ENTREVISTA: Saulo Macallos — Direito, Diversidade e Moda como Atos de Resistência
- Fabiano Biazon
- há 4 dias
- 5 min de leitura
Por Fabiano Biazon
Durante o Fórum MUT da Diversidade e Inclusão – Painel 6: Práticas que Inspiram, o advogado e ativista Saulo Macallos compartilhou sua trajetória marcada pela luta pelos direitos LGBTQIA+, pela inovação no meio jurídico e pela conexão com a moda e a arte como formas de transformação social. Nesta entrevista exclusiva à Revista Eleve, ele fala sobre desafios, conquistas e a visão de futuro que orienta sua atuação.
Trajetória e Formação
O que o inspirou a se tornar advogado e engajar-se pela causa LGBTQIA+?
Minha formação não começou no Direito. Iniciei em Arquitetura, atraído pela História da Arte, mas acabei encontrando no Direito um caminho de impacto social.
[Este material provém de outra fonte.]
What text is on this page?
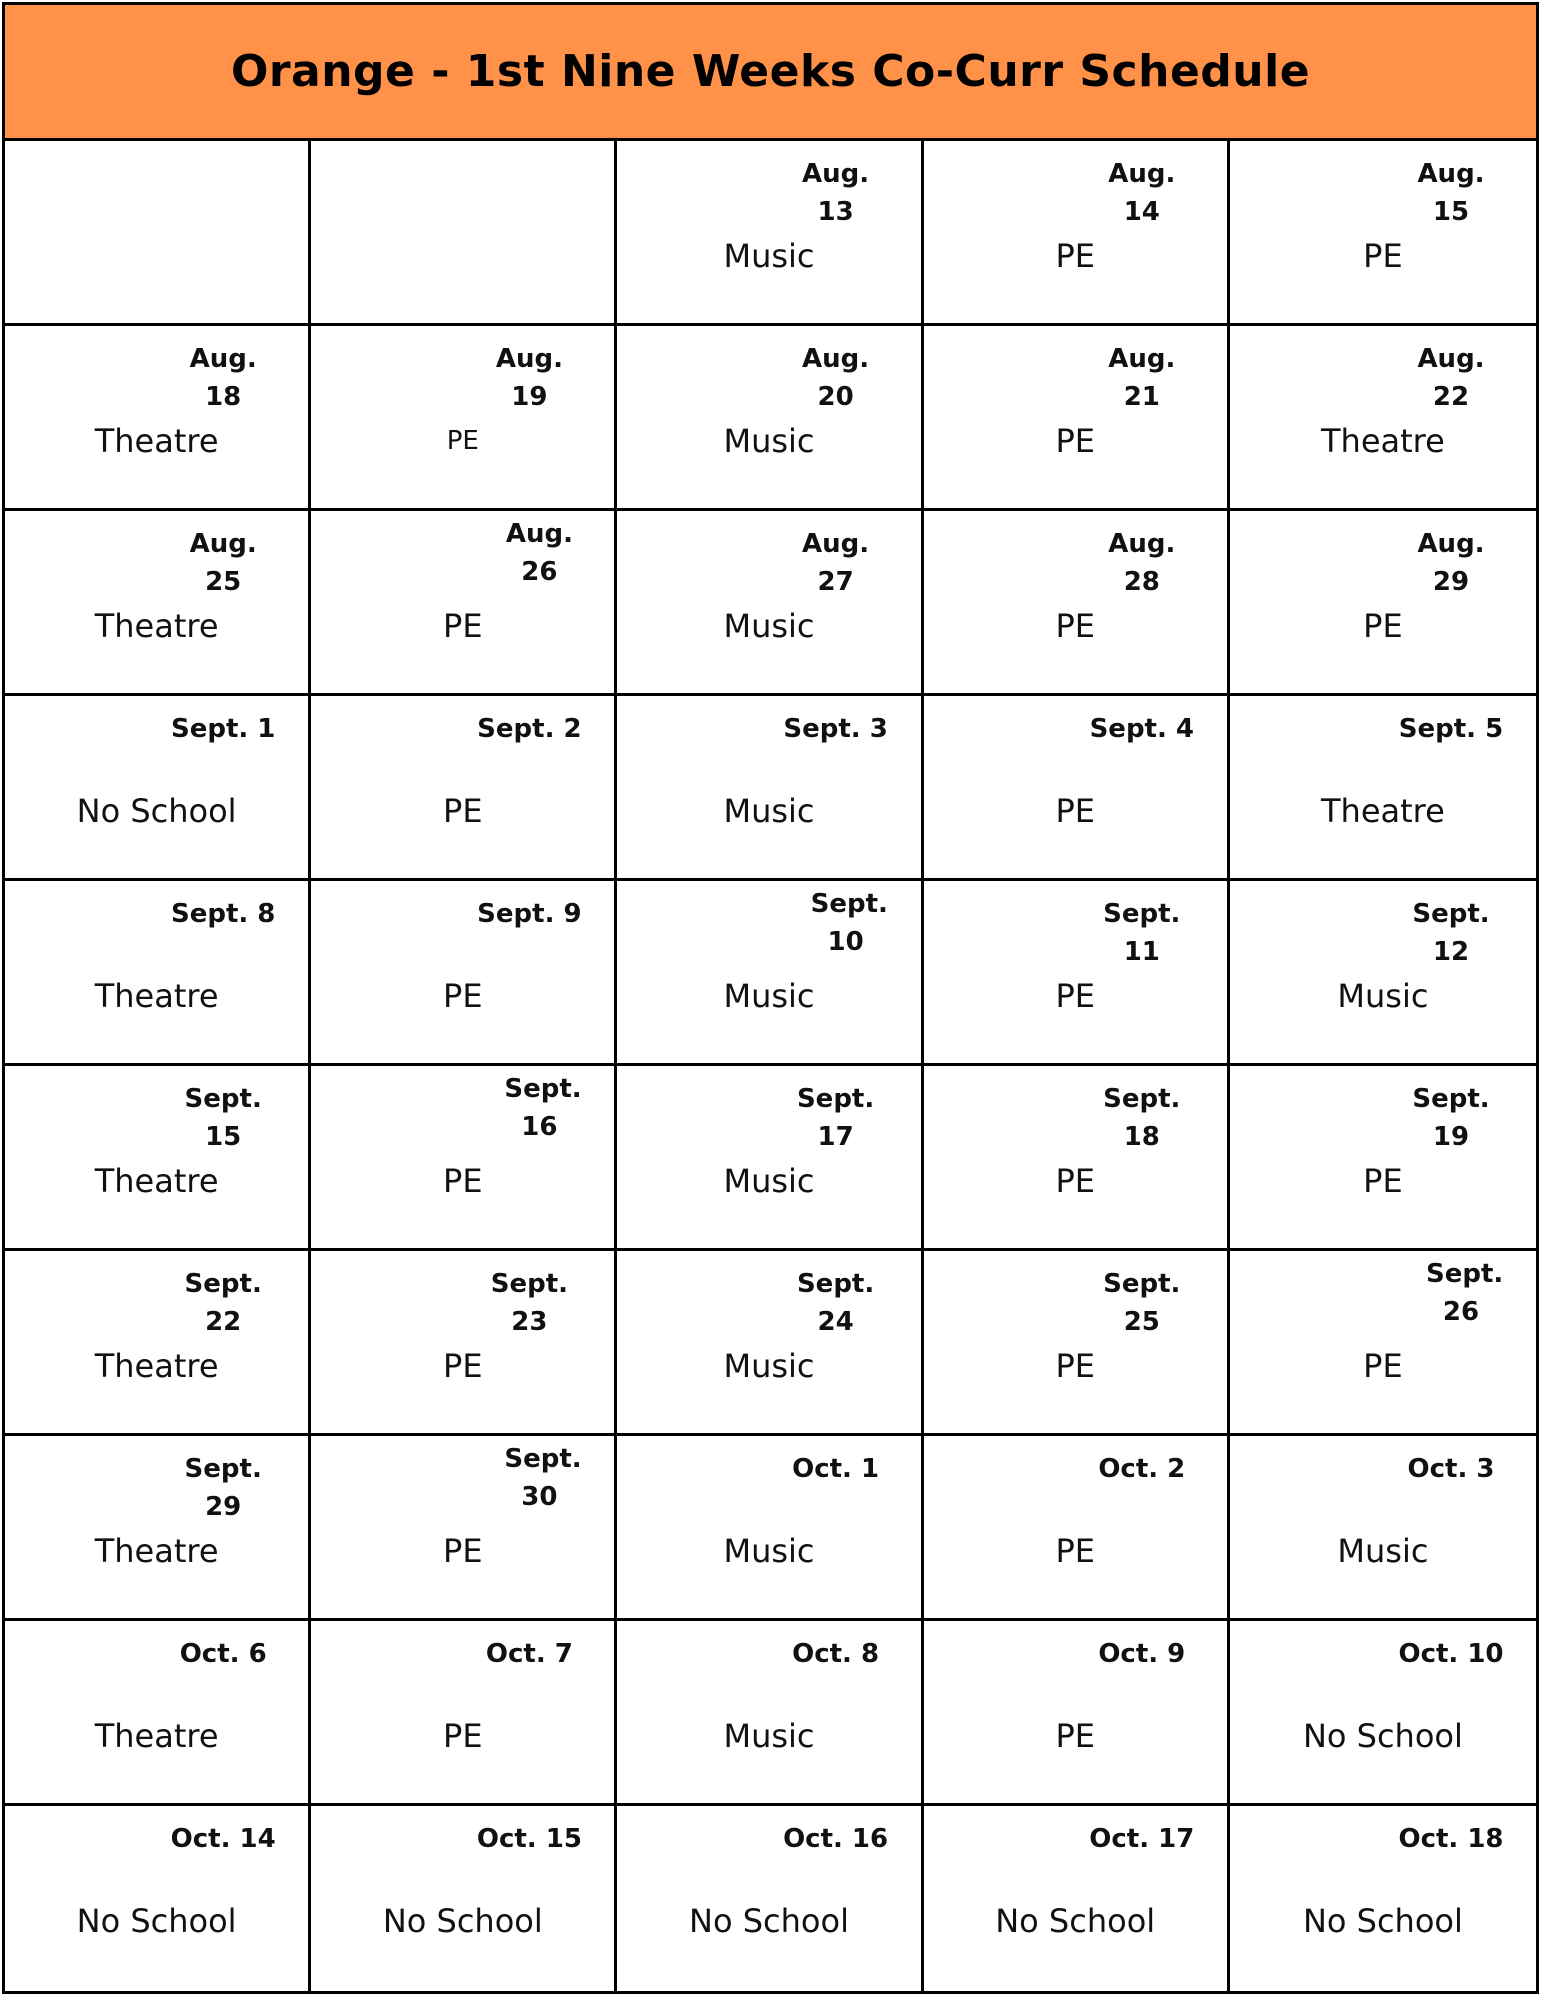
Orange - 1st Nine Weeks Co-Curr Schedule
Aug. 13
Music
Aug. 14
PE
Aug. 15
PE
Aug. 18
Theatre
Aug. 19
PE
Aug. 20
Music
Aug. 21
PE
Aug. 22
Theatre
Aug. 25
Theatre
Aug. 26
PE
Aug. 27
Music
Aug. 28
PE
Aug. 29
PE
Sept. 1
No School
Sept. 2
PE
Sept. 3
Music
Sept. 4
PE
Sept. 5
Theatre
Sept. 8
Theatre
Sept. 9
PE
Sept. 10
Music
Sept. 11
PE
Sept. 12
Music
Sept. 15
Theatre
Sept. 16
PE
Sept. 17
Music
Sept. 18
PE
Sept. 19
PE
Sept. 22
Theatre
Sept. 23
PE
Sept. 24
Music
Sept. 25
PE
Sept. 26
PE
Sept. 29
Theatre
Sept. 30
PE
Oct. 1
Music
Oct. 2
PE
Oct. 3
Music
Oct. 6
Theatre
Oct. 7
PE
Oct. 8
Music
Oct. 9
PE
Oct. 10
No School
Oct. 14
No School
Oct. 15
No School
Oct. 16
No School
Oct. 17
No School
Oct. 18
No School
Desde cedo enfrentei preconceito pela minha orientação sexual e foi nesse contexto que a defesa da causa LGBTQIA+ se tornou não apenas inspiração, mas uma forma de resistência e compromisso ético. Sempre digo que faço valer o juramento do bacharel em Direito: “Não faltar com a causa da humanidade.”

E como foi sua aproximação com a desembargadora Maria Berenice Dias?
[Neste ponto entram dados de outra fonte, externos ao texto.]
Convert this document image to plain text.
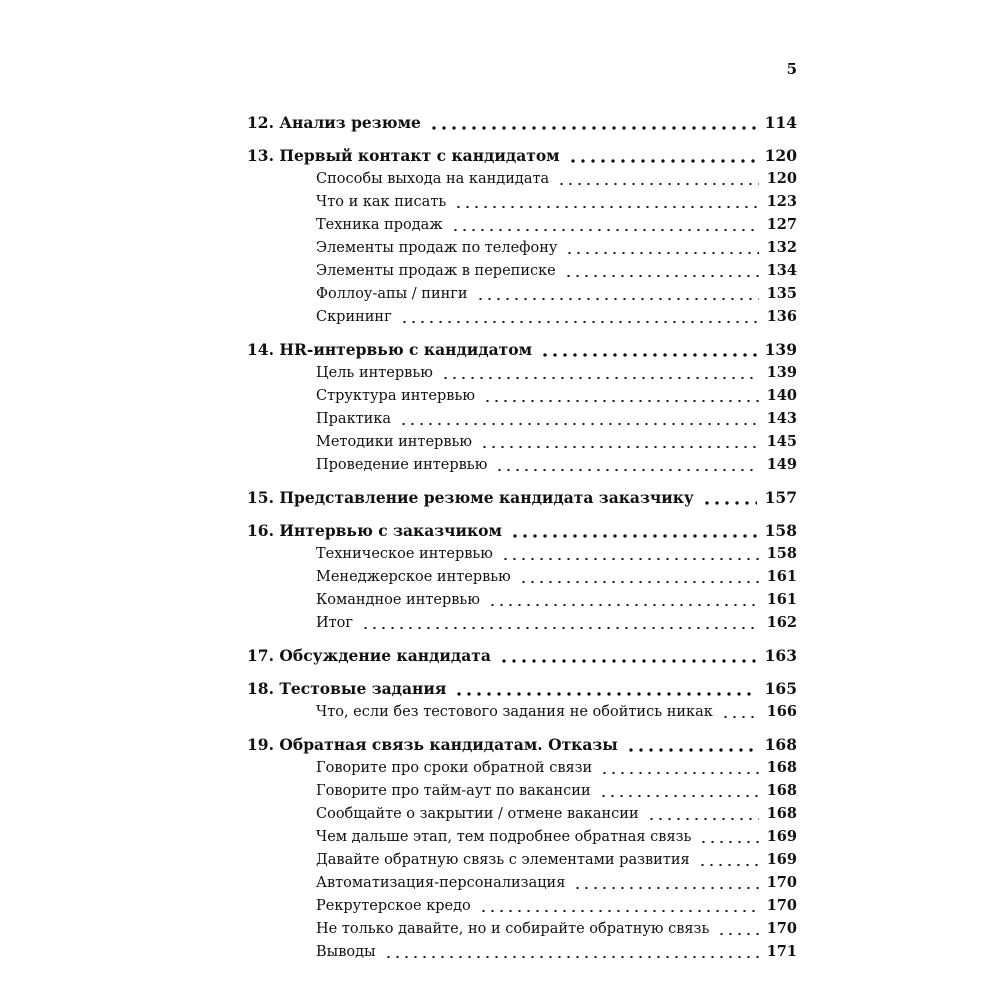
5
12. Анализ резюме	114
13. Первый контакт с кандидатом	120
Способы выхода на кандидата	120
Что и как писать	123
Техника продаж	127
Элементы продаж по телефону	132
Элементы продаж в переписке	134
Фоллоу-апы / пинги	135
Скрининг	136
14. HR-интервью с кандидатом	139
Цель интервью	139
Структура интервью	140
Практика	143
Методики интервью	145
Проведение интервью	149
15. Представление резюме кандидата заказчику	157
16. Интервью с заказчиком	158
Техническое интервью	158
Менеджерское интервью	161
Командное интервью	161
Итог	162
17. Обсуждение кандидата	163
18. Тестовые задания	165
Что, если без тестового задания не обойтись никак	166
19. Обратная связь кандидатам. Отказы	168
Говорите про сроки обратной связи	168
Говорите про тайм-аут по вакансии	168
Сообщайте о закрытии / отмене вакансии	168
Чем дальше этап, тем подробнее обратная связь	169
Давайте обратную связь с элементами развития	169
Автоматизация-персонализация	170
Рекрутерское кредо	170
Не только давайте, но и собирайте обратную связь	170
Выводы	171
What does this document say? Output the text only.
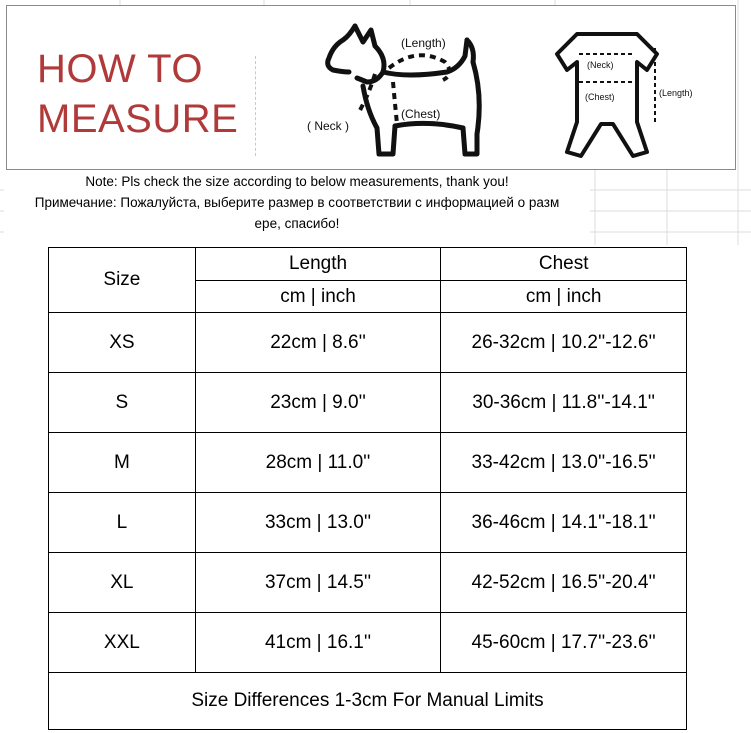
HOW TO
MEASURE
(Length)
( Neck )
(Chest)
(Neck)
(Chest)	(Length)
Note: Pls check the size according to below measurements, thank you!
Примечание: Пожалуйста, выберите размер в соответствии с информацией о разм
ере, спасибо!
Size	Length	Chest
	cm | inch	cm | inch
XS	22cm | 8.6''	26-32cm | 10.2''-12.6''
S	23cm | 9.0''	30-36cm | 11.8''-14.1''
M	28cm | 11.0''	33-42cm | 13.0''-16.5''
L	33cm | 13.0''	36-46cm | 14.1''-18.1''
XL	37cm | 14.5''	42-52cm | 16.5''-20.4''
XXL	41cm | 16.1''	45-60cm | 17.7''-23.6''
Size Differences 1-3cm For Manual Limits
Ela foi decisiva. Maria Berenice já era referência nacional, primeira juíza mulher no Rio Grande do Sul e pioneira ao falar de novas configurações familiares, como a homoafetiva. Ouvi-la em um congresso mudou meu rumo. Anos depois, já atuando na política e no Direito, nos encontramos, e ela me convidou para participar da criação da Comissão da Diversidade Sexual da OAB. Ali nasceu uma parceria e amizade que já dura quase 20 anos.
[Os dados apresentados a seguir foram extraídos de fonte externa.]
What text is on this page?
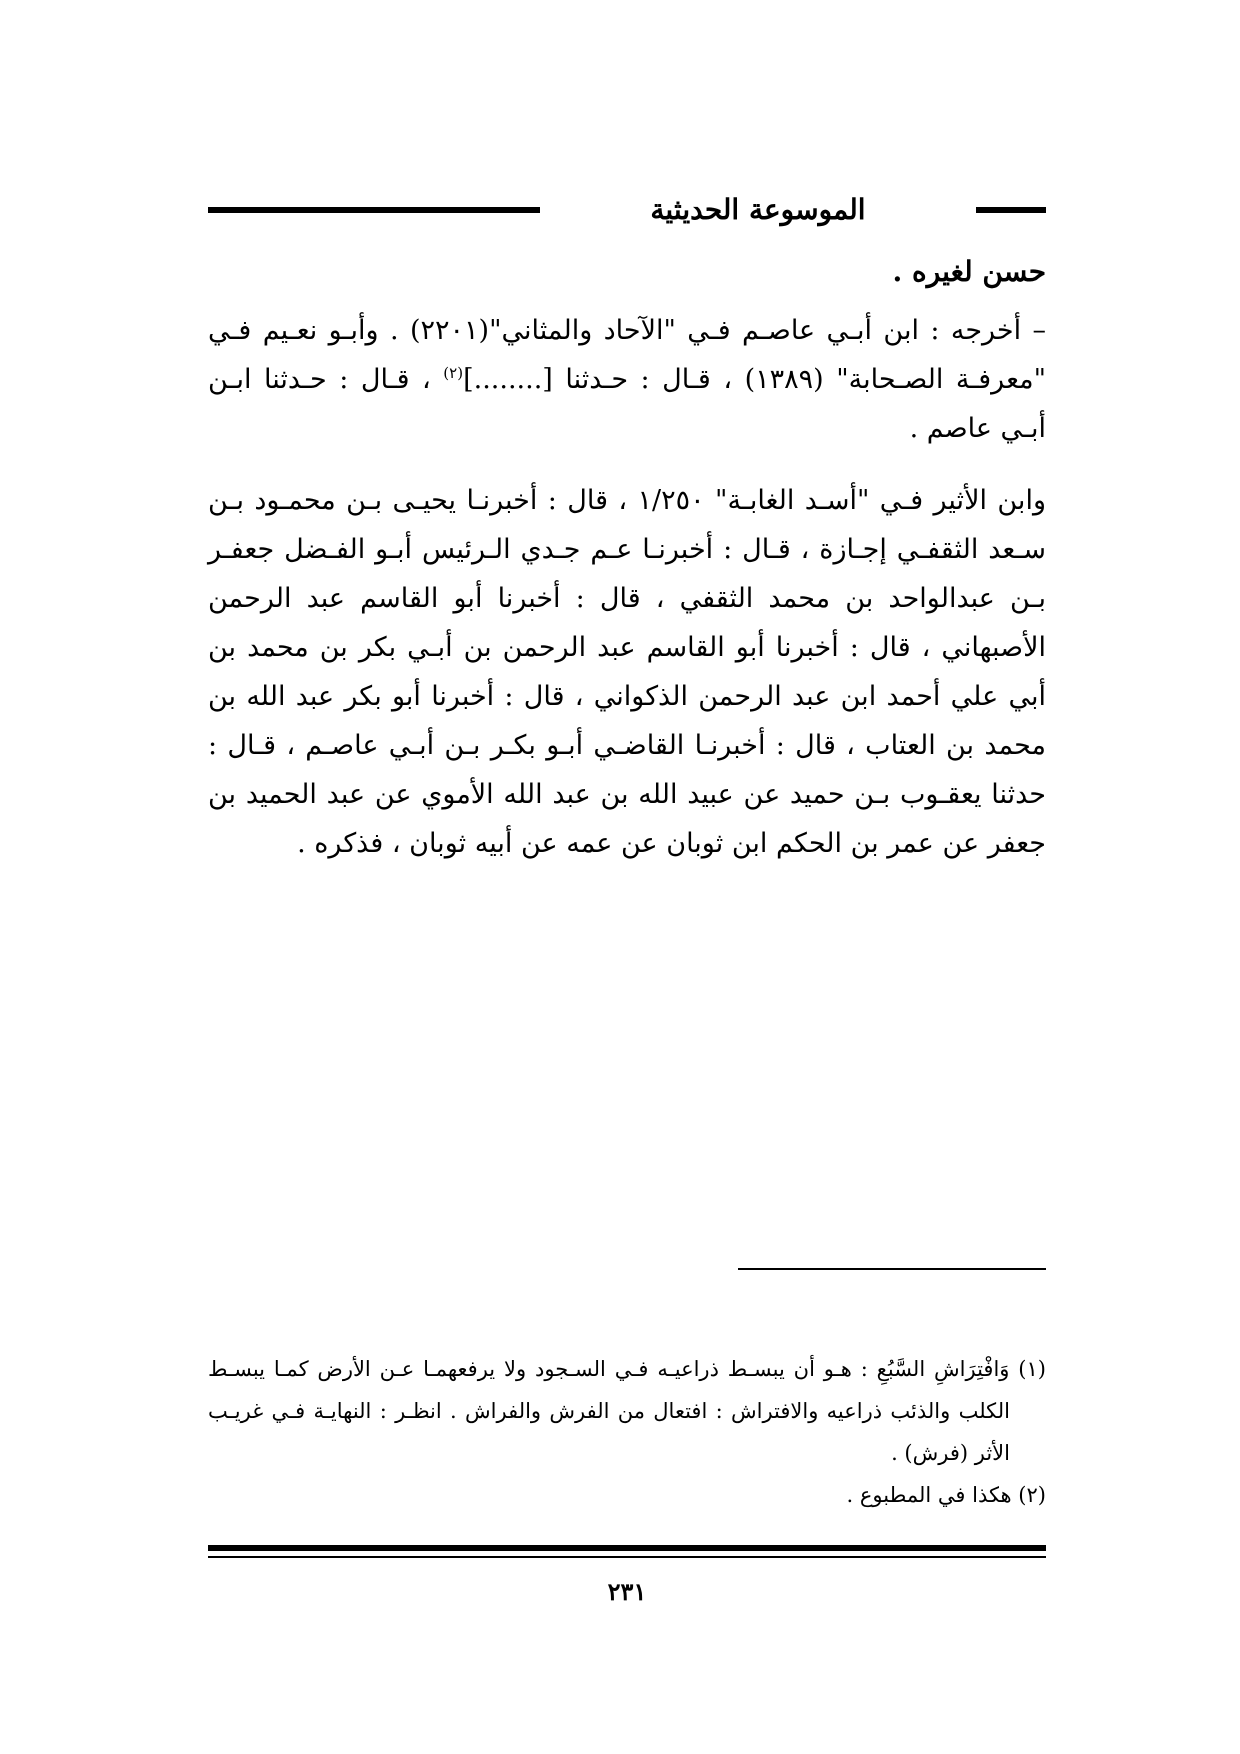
الموسوعة الحديثية
حسن لغيره .
– أخرجه : ابن أبـي عاصـم فـي "الآحاد والمثاني"(٢٢٠١) . وأبـو نعـيم فـي "معرفـة الصـحابة" (١٣٨٩) ، قـال : حـدثنا [........]$^{(٢)}$ ، قـال : حـدثنا ابـن أبـي عاصم .
وابن الأثير فـي "أسـد الغابـة" ١/٢٥٠ ، قال : أخبرنـا يحيـى بـن محمـود بـن سـعد الثقفـي إجـازة ، قـال : أخبرنـا عـم جـدي الـرئيس أبـو الفـضل جعفـر بـن عبدالواحد بن محمد الثقفي ، قال : أخبرنا أبو القاسم عبد الرحمن الأصبهاني ، قال : أخبرنا أبو القاسم عبد الرحمن بن أبـي بكر بن محمد بن أبي علي أحمد ابن عبد الرحمن الذكواني ، قال : أخبرنا أبو بكر عبد الله بن محمد بن العتاب ، قال : أخبرنـا القاضـي أبـو بكـر بـن أبـي عاصـم ، قـال : حدثنا يعقـوب بـن حميد عن عبيد الله بن عبد الله الأموي عن عبد الحميد بن جعفر عن عمر بن الحكم ابن ثوبان عن عمه عن أبيه ثوبان ، فذكره .
(١) وَافْتِرَاشِ السَّبُعِ : هـو أن يبسـط ذراعيـه فـي السـجود ولا يرفعهمـا عـن الأرض كمـا يبسـط الكلب والذئب ذراعيه والافتراش : افتعال من الفرش والفراش . انظـر : النهايـة فـي غريـب الأثر (فرش) .
(٢) هكذا في المطبوع .
٢٣١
Quais foram os principais desafios no início dessa atuação?
Foram dois: o medo dos próprios colegas advogados em se expor, por conta da homofobia estrutural, e a resistência da minha própria família, que me perguntava: “Vai te expor por quê?” Enfrentar esse cenário exigiu coragem. Hoje, ao olhar para trás, vejo que cada passo foi essencial para abrir espaço para muitos.
Contribuições e Impacto Jurídico
Como foi criar e fortalecer a Comissão da Diversidade da OAB?
No início, contávamos com pouquíssimos nomes. O desafio era arregimentar advogados LGBTQIA+ para a causa. Mas persistimos e hoje a Comissão é uma grande potência, reconhecida nacionalmente. Tivemos conquistas históricas, como a redação do Estatuto da Diversidade Sexual, apresentado ao Congresso como projeto de lei de iniciativa popular.
O que significam termos como “homoafetivo” e a sigla LGBTQIA+ para o debate?
São palavras que mudaram o Brasil. Quando me formei, sequer existia o termo “homoafetivo”. A sigla também evoluiu: começou em GLS e hoje soma múltiplas identidades, cada uma com seu valor. Cada letra representa um universo que exige respeito e regulamentação jurídica.

E como avalia as conquistas legais, como a união homoafetiva e a alteração de nome e gênero em cartório?
Foram marcos fundamentais. A união homoafetiva foi reconhecida pelo STF em 2011, superando a inércia legislativa. Já a possibilidade de alteração de nome e gênero diretamente em cartório sem judicialização trouxe dignidade às pessoas trans. Essas vitórias nasceram da pressão social e do trabalho coletivo.
Ativismo e Mobilização
A comunidade LGBTQIA+ precisa se organizar mais para avançar?
Sem dúvida. O caminho é o acolhimento interno — gays, lésbicas, trans, todos abraçando uns aos outros — e também a soma com outras lutas: mulheres, pessoas negras, deficientes. Cada vez que abraçamos uma causa, essa causa nos fortalece.
Qual o papel da OAB nesse processo?
A OAB tem uma função essencial: zelar pelo Estado Democrático de Direito. No âmbito da diversidade, ela é um espaço de resistência, inclusão e transformação social.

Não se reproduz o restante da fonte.